Washington - Hackers could exploit in-flight entertainment systems to fatally sabotage the cockpit electronics of a new generation of airliners connected to the internet, a US government report warns.
It comes weeks after a co-pilot crashed his Germanwings A320 into the French Alps killing all 150 on board, prompting talk of airliners one day being 100% automated.
In-flight cyber security is "an increasingly important issue" that the Federal Aviation Administration (FAA) is just starting to address in earnest, said the audit and investigative arm of the US Congress.
"Modern communications technologies, including IP connectivity, are increasingly used in aircraft systems, creating the possibility that unauthorised individuals might access and compromise aircraft avionics systems," the Government Accountability Office (GAO) report said.
In the past, the electronics used to control and navigate aircraft - known as avionics - have functioned autonomously, said the GAO.
Firewalls
"However, according to FAA and experts we spoke to, IP networking may allow an attacker to gain remote access to avionics systems and compromise them," the GAO said.
In theory, firewalls ought to protect avionics "from intrusion by cabin-system users, such as passengers who use in-flight entertainment systems".

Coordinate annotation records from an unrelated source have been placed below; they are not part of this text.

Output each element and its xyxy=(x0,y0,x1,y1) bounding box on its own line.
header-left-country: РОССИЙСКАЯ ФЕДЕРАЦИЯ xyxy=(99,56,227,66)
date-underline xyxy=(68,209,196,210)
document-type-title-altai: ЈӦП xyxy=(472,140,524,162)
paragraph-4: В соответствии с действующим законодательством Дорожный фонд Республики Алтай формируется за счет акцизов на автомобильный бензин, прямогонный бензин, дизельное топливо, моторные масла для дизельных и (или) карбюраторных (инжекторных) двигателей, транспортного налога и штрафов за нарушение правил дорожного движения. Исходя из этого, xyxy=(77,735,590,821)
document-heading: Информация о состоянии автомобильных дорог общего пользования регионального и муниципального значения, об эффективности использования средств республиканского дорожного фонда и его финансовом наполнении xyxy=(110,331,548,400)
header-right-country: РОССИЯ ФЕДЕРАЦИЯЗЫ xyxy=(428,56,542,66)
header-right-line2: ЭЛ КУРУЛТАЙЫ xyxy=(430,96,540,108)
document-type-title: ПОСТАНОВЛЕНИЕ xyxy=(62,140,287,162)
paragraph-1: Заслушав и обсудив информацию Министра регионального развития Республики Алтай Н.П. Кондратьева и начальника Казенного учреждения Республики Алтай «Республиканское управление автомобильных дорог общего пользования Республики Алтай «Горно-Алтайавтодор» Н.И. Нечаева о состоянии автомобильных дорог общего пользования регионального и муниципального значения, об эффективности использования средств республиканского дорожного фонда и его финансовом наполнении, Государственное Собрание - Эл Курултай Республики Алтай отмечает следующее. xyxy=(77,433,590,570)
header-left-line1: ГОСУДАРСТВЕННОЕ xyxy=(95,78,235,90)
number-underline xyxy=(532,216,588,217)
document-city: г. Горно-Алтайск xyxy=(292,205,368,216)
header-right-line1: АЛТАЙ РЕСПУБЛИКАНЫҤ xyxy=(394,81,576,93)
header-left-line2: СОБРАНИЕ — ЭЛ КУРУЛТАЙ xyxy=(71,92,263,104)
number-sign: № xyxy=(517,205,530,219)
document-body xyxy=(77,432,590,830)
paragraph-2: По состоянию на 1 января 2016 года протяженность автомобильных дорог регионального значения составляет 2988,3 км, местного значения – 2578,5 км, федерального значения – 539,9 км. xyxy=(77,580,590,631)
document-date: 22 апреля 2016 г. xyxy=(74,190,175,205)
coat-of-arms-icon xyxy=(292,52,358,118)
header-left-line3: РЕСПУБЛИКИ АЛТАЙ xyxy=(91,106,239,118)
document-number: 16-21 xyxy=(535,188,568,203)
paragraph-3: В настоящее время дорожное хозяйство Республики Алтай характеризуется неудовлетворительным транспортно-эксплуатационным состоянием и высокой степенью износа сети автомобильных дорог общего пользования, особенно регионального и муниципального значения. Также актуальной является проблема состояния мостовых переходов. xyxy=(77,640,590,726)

But four cyber security experts told the GAO that firewalls, being software components, can be hacked and circumvented "like any other software".
The FAA, the aviation authority of the US, has yet to develop regulations to make "cyber security assurance" for avionics part of its process for certifying new aircraft.
FAA officials told the GAO however that cyber security is an increasingly important concern and that it is shifting its certification focus to address it.
Gerald Dillingham, a co-author of the GAO report, said the issue particularly affects a new generation of internet-connected aircraft that includes the Boeing 787 Dreamliner and Airbus A350.
To date, he said there is no sign that any "bad actors" have successfully planted a virus or malware into an avionics system.
"We don't have any evidence that this has occurred and we are hoping that raising this question will make it less likely to occur," he said.